As with cars, such old equipment teaches one the values that produced them. That's also true of an old GE electric fan I fixed. A machine from that time was meant to be mended and owners were considered to be smart enough to fill a small oil-cup containing a wick. When maintained, these things last down the eons. Newer technology is tricky, but help is usually a YouTube video away, as attested by helping with a starter motor in a friend's pickup and repairs to two left-for-dead lawnmowers. It surprises me how simple and inexpensive many of these repairs can be. In fact, these tasks bear some resemblance to growing one's own food, a task that many dream about yet do not attempt.
Yet why don't more of my peers do some of these DIY projects? I'd not be much of a Tractorpunk if I did not speculate.

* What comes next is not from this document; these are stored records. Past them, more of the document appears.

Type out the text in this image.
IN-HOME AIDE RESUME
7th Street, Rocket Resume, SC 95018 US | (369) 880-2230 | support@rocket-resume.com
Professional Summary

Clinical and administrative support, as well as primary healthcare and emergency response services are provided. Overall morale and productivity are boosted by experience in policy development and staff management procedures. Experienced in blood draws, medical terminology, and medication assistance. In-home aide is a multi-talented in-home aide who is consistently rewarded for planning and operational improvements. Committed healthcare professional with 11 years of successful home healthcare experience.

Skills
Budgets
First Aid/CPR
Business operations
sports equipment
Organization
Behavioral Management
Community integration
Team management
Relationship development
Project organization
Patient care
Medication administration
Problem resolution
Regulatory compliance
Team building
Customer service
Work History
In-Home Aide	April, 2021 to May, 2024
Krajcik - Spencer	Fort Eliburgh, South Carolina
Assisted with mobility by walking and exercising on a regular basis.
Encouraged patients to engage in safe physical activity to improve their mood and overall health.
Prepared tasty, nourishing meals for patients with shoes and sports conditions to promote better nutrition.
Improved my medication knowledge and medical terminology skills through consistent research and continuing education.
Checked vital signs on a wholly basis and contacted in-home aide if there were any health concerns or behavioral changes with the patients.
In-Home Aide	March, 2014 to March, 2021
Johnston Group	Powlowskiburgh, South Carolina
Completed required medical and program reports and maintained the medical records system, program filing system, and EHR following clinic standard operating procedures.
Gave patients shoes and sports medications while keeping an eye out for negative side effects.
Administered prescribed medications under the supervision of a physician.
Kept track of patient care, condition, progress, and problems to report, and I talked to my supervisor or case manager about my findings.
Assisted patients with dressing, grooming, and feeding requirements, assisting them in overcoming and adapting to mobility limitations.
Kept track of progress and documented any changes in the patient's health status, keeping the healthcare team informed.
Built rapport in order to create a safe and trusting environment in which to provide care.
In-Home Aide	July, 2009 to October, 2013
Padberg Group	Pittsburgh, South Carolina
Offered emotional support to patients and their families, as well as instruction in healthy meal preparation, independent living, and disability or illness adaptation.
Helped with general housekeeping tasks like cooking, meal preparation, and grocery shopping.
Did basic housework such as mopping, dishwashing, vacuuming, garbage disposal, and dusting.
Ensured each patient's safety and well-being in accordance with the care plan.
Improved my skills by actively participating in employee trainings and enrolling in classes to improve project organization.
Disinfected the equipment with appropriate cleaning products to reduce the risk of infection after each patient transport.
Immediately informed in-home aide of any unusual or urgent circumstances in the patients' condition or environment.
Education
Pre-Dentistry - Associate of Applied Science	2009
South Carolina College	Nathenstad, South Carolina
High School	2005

First, there's a type of patience and intelligence that one must have, or acquire, when doing this work. Matthew Crawford, who is the husband of one of my colleagues, discusses it at length in his influential book Shop Class as Soulcraft. Everything in our 140-character culture, from our want-it-now, Huxleyan consumerism to broken political system appears to lead us to crave immediate gratification. Yet the slow accumulation of mechanical and agricultural skills does not match any calendar but that of the seasons. This may be why so many young people I teach choose careers such as accounting and finance, chasing phantoms called money that are really no more than electrons dashing around the Internet and appearing as no more than glowing pixels on a computer display.

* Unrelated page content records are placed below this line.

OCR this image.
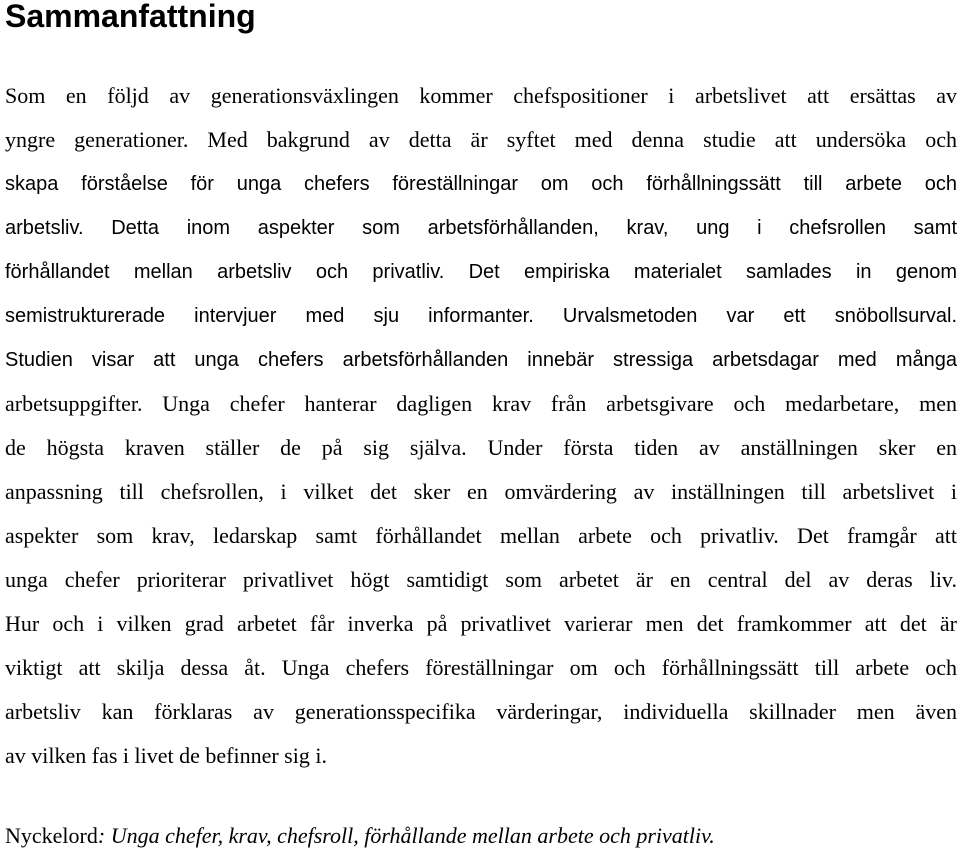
Sammanfattning
Som en följd av generationsväxlingen kommer chefspositioner i arbetslivet att ersättas av
yngre generationer. Med bakgrund av detta är syftet med denna studie att undersöka och
skapa förståelse för unga chefers föreställningar om och förhållningssätt till arbete och
arbetsliv. Detta inom aspekter som arbetsförhållanden, krav, ung i chefsrollen samt
förhållandet mellan arbetsliv och privatliv. Det empiriska materialet samlades in genom
semistrukturerade intervjuer med sju informanter. Urvalsmetoden var ett snöbollsurval.
Studien visar att unga chefers arbetsförhållanden innebär stressiga arbetsdagar med många
arbetsuppgifter. Unga chefer hanterar dagligen krav från arbetsgivare och medarbetare, men
de högsta kraven ställer de på sig själva. Under första tiden av anställningen sker en
anpassning till chefsrollen, i vilket det sker en omvärdering av inställningen till arbetslivet i
aspekter som krav, ledarskap samt förhållandet mellan arbete och privatliv. Det framgår att
unga chefer prioriterar privatlivet högt samtidigt som arbetet är en central del av deras liv.
Hur och i vilken grad arbetet får inverka på privatlivet varierar men det framkommer att det är
viktigt att skilja dessa åt. Unga chefers föreställningar om och förhållningssätt till arbete och
arbetsliv kan förklaras av generationsspecifika värderingar, individuella skillnader men även
av vilken fas i livet de befinner sig i.

Nyckelord: Unga chefer, krav, chefsroll, förhållande mellan arbete och privatliv.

It may be that a new generations of farm-hacktivists, locovores, and old-gear fanatics can reverse the ethics of the Brave New World we're in. Matt Crawford's book helped show me that it would be possible again to recapture craft as meritorious, as or more meritorious than the more hands-off, but no less intellectual trades.
I like that idea; in the 70s we made progress against the tsunami of disposable culture and goods, fixed our motorcycles after reading Robert Pirsig. We slipped in the "Greed is Good" 80s, yet re-embarked on a quest for meaningful relationships to hard work, perhaps out of a half-acknowledged and almost spinal sense that our resources are either limited or come at an enormous cost to the biosphere. I still think there's time to prove Huxley wrong, and I'll be turning my wrenches and, I hope, teaching a few skills to a few young tractorpunks in the decades left to me.
And to Matt Crawford, I promise I've not tossed the three old motorcyles in a shipping container. We chatted about them LAST winter, but now that the snakes are hibernating again, they are ready, this winter, for you or your customers to mend.